Personne ne sait encore quelles mesures spécifiques l’administration Trump devra prendre pour désigner les Frères musulmans (FM) comme groupe terroriste dans le cadre de ce qui est considéré comme un mouvement de répression plus large contre les organisations islamiques. L’élite politique à Washington est profondément divisée sur la classification du mouvement comme organisation «terroriste» et sur les conséquences désastreuses qu’elle pourrait avoir pour l’administration US. De récents rapports des agences de renseignement ont appelé à l’exclusion des déclinaisons des FM en Tunisie et au Maroc de toute décision qui serait prise à cet égard.
Depuis que Donald Trump est à la Maison Blanche, les services de renseignement américains ont analysé la situation dans les pays arabes, en particulier les parties et les organisations considérées comme une subdivision des Frères musulmans. L’accent a été mis sur l’Egypte, la Jordanie, la Syrie, le Liban, le Qatar et la Libye, ainsi que le Soudan, la Mauritanie et l’Algérie.
Les observateurs, cités par le Middle East Monitor, estiment que si les Etats-Unis allaient de l’avant dans cette démarche, ils finiraient par perdre la plupart de leurs alliés dans la région, alors que des partis politiques islamistes liés aux Frères musulmans existent en Indonésie, au Pakistan, au Maroc, en Tunisie, en Jordanie, en Irak, au Koweït, au Yémen et même en Turquie. Ils soulignent que la décision pourrait entraîner de sérieux dommages, avec des conséquences négatives et nuisibles aux intérêts des États-Unis.

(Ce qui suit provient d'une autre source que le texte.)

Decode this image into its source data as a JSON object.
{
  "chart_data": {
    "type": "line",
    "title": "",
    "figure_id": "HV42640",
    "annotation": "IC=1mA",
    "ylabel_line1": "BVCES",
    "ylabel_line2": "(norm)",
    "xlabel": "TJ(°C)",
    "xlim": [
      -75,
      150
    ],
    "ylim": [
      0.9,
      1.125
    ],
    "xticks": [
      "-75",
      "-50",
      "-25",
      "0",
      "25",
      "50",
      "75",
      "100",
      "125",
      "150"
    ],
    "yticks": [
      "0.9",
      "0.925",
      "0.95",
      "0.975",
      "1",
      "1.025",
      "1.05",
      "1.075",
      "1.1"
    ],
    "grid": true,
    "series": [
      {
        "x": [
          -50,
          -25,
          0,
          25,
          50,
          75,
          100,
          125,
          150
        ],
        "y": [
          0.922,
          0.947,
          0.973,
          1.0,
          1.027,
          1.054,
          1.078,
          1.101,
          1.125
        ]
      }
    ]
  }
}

Les partis islamistes en Tunisie et au Maroc considèrent les déclarations sectaires et frustes de Trump – destinées à lutter contre l’Islam sous le couvert de la lutte contre le terrorisme – comme inapplicables à leur égard en raison de leur rôle croissant dans la lutte contre l’idéologie terroriste. Le Mouvement Ennahdha, par exemple, n’a de cesse d’affirmer qu’il est la plus grande victime du terrorisme et, comme le répète son président Rached Ghannouchi, l’islam démocratique est la meilleure solution pour lutter contre les terroristes.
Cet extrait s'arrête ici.